(by Daniela Giammusso).
This year's edition of Ischia Film
Festival opens on June 30 with a heap of top directors: Oscar
prizewinner Gabriele Salvatores; Gabriele Muccino, who returns
to the Campania island a year on from the set of A Casa Tutti
Bene; Carlo Verdone, who celebrates the 40th anniversary of his
television debut in Non-Stop; and Peter Greenaway, with the
preview of The Greenaway Alphabet directed by his wife Saskia
Boddeke.
The line-up at the International Film Location Festival
directed by Michelangelo Messina and Boris Sollazzo at the
mediaeval Aragon Castle includes 113 films - of which 33
previews (including Gringo starring Charlize Theron and the
crazy comedy Army of One starring Nicolas Cage) - 78 meetings
and 30 countries represented, plus the best of Italian cinema
from the last year.
"Recounting cinema and the territory also means recounting
other places," Messina says.
"I believe that only 3-4 festivals in Italy present a
three-figure programme," continues Sollazzo.

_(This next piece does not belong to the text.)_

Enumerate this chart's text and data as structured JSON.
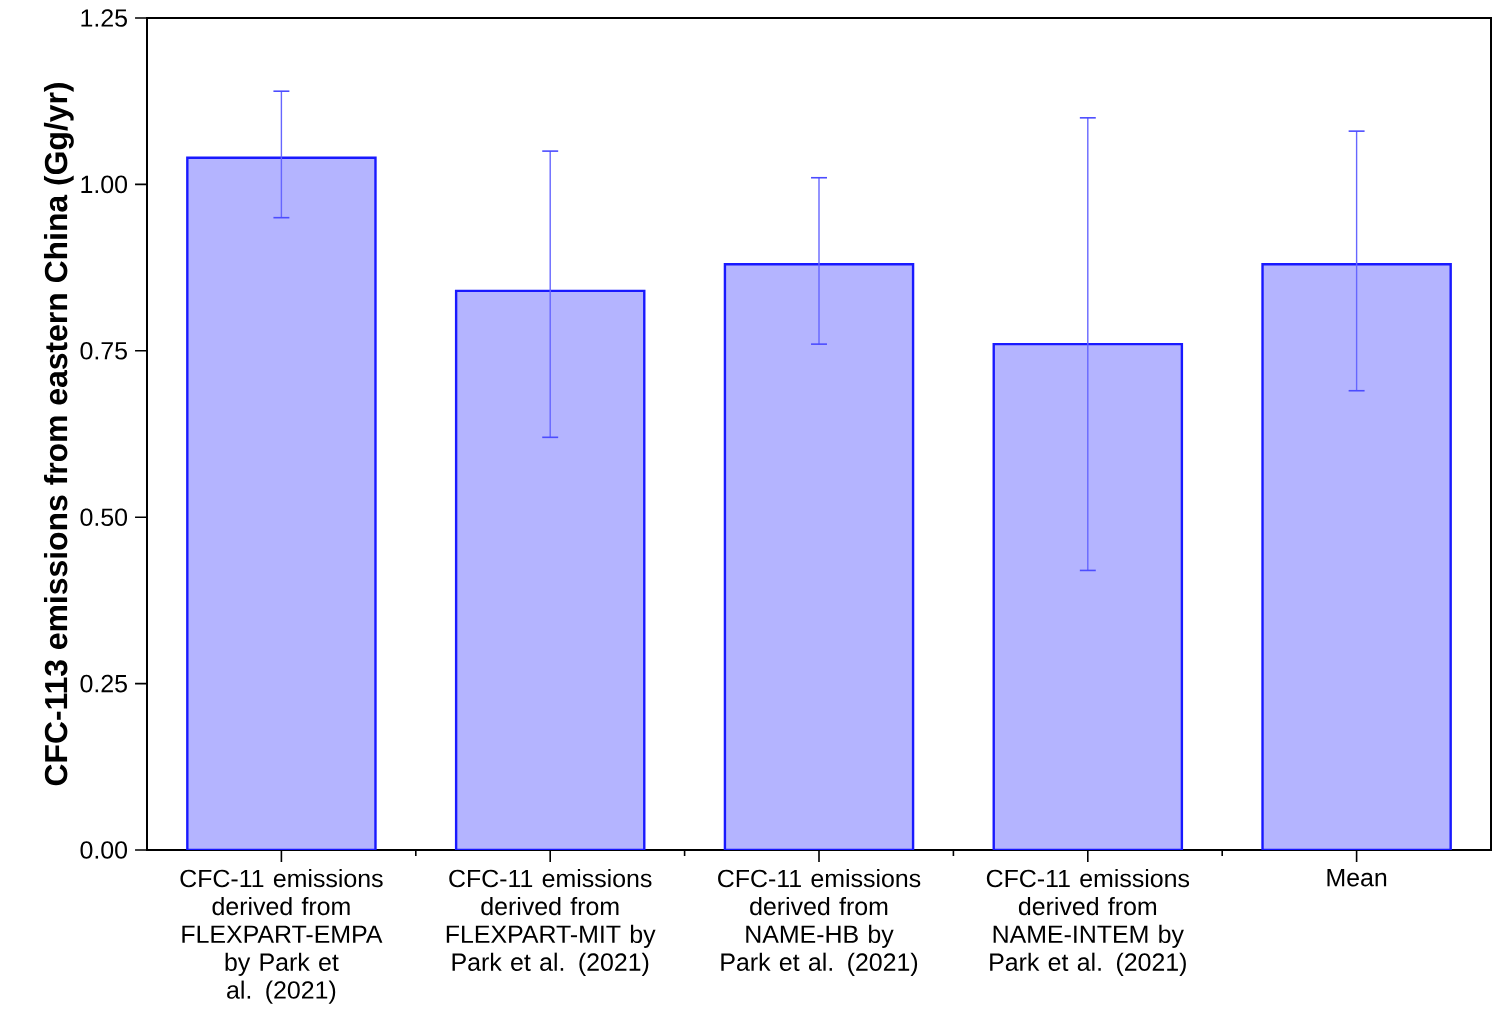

"The aim is to create a place of memory where past and future
are present."
Sport is a major theme in the programme, and there is also a
strong presence of non-Italian films in the International
competition section on the theme 'Location denied'.
The idea "is to recount inaccessible places such as Nepal or
the ILVA steelworks (in Taranto)," explains Sollazzo.
Films in competition include Rosario Capozzolo's 2017 film
'Peggie' on dementia, Pippo Mezzapesa's 'La Giornata' on dignity
denied in the fields of Puglia and David Fedele's 'Revenir',
part road-trip, part memoir, part journalistic investigation,
following Kumut Imesh, a refugee from the Ivory Coast now living
in France, as he returns to the African continent and attempts
to retrace the same journey that he himself took when forced to
flee civil war in his country, this time with a camera in his
hand.
'Had someone made a film on the Aquarius we would have taken
it: a non-place representing all the contradictions of this
world," Sollazzo continued.
"In our own small way we aim at a political discourse, in the
sense that culture allows us to open up new horizons to people
who don't see or are unaware," he explained.
The programme also includes a career prize for Carlo Delle
Piane, who after 70 years now concentrates on cinema products
for Sky Sport and Sky Arte, the documentary film competition,
and an exhibition on Surreal cinema at the Bourbon prison.